The crucial step is that one can always replace a cochain in $K^{**}$ by one with one with last component zero.
To see that $r*$ is onto, take a cocycle in $K^{**}$. By the first remark, this is represented by a pair of forms $(\eta_1,\eta_2)$, and the cocycle condition means in the vertical direction, that each $\eta_i$ is closed, and second, that $\eta_1=\eta_2$ in $U\cap V$. Thus there is a global form $\omega$ that restricts to $(\eta_1,\eta_2)$.
To see that $r*$ is injective, take a global form $\omega$ and suppose the restrictions $(\omega_1,\omega_2)$ have trivial class in $\operatorname{Tot} K^{**}$, so this is of the form $D\varphi$ for some $\varphi$. By the first remark, one can assume $\varphi$ has zero last component. Now $r^*\omega$ also has zero last component -- it has $(q,0)$ component $r^*\omega$ and $(q-1,1)$ component $0$, and because $D\varphi=r^*\omega$, it follows that $\delta\varphi=0$, so $\varphi$ is a globally defined form. But we also have $d\varphi=r^*\omega$, so $\omega$ is exact.

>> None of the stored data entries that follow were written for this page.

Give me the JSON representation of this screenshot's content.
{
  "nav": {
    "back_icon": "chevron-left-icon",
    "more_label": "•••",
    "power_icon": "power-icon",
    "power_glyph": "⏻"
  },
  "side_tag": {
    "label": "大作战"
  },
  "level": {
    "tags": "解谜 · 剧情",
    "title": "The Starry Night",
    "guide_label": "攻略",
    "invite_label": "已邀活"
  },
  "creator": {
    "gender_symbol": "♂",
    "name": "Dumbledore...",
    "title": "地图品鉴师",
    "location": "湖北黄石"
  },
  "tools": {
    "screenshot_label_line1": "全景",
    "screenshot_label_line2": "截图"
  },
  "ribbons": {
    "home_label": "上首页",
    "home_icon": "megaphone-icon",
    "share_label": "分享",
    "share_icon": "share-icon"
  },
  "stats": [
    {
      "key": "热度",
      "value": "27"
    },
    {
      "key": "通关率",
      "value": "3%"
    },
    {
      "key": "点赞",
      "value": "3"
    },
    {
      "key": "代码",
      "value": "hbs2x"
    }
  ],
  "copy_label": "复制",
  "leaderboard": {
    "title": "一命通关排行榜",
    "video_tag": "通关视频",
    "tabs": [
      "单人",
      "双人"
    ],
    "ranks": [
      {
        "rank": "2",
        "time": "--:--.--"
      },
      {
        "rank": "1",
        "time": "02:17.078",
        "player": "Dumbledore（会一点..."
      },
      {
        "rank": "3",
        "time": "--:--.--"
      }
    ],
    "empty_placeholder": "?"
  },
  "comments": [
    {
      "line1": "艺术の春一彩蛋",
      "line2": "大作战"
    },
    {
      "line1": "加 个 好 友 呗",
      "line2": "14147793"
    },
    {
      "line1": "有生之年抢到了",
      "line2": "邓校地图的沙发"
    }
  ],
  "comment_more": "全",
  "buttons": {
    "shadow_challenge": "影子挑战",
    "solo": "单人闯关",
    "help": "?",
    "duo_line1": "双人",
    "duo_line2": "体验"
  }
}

Their proof can be phrased as follows. There is a double complex $C^{**}$ obtained by looking at the exact sequence of complexes as such a double complex:
$$ \Omega^*(M)\stackrel{r}\longrightarrow \Omega^*(U)\oplus \Omega^*(V) \longrightarrow \Omega^*(U\cap V)$$
This is a first quadrant cohomological double complex, and it has exact rows. Now there is induced a map $$r: \Omega^*(M)\to \operatorname{Tot}(K^{**})$$
as described by Bott and Tu. Now one checks the cone of $r$ is exactly the total complex of $C^{**}$, and because $C^{**}$ has exact rows -- by virtue of the exactness of the Mayer-Vietoris sequnce --- its total complex is acyclic. Because $\operatorname{cone}(r^*)$ is acyclic, it follows that $r$ is a quasi-isomorphism, as desired.
So, let us show that if a first quadrant cohomological complex $C^{**}$ has exact rows, then $\operatorname{Tot}(C^{**})$ is acyclic. Write $d'$ for the vertical differential and $d''$ for the horizontal one.
Consider a cocycle $c=(c_{0,q},c_{1,q-1},\ldots,c_{q,0})$. Then $d''c_{q,0}=0$. Because the rows are exact, there is $b_{q,0}$ such that $d''b_{q,0}=c_{q,0}$. Then $c'=c-Db$ where $b=(0,\ldots,0,b_{q,0})$ has last component $0$, and $Dc'=0$. Continue in this way: inductively assume you have killed the last $j$ components, so now $d''c_{q-j,j}=0$, so there is $b_{q-j,j}$ such that $d''b_{q-j,j}=c_{q-j,j}$. Inductively, we reach $c''$ with only the top component $(0,q)$ nonzero. But if $Dc''=0$, this means that $d''_{0,q}c''_{0,q}=0$, and since $d''$ is injective at $(0,*)$ because our complex has exact rows, it follows that $c''=0$. This is exactly what Bott and Tu are doing.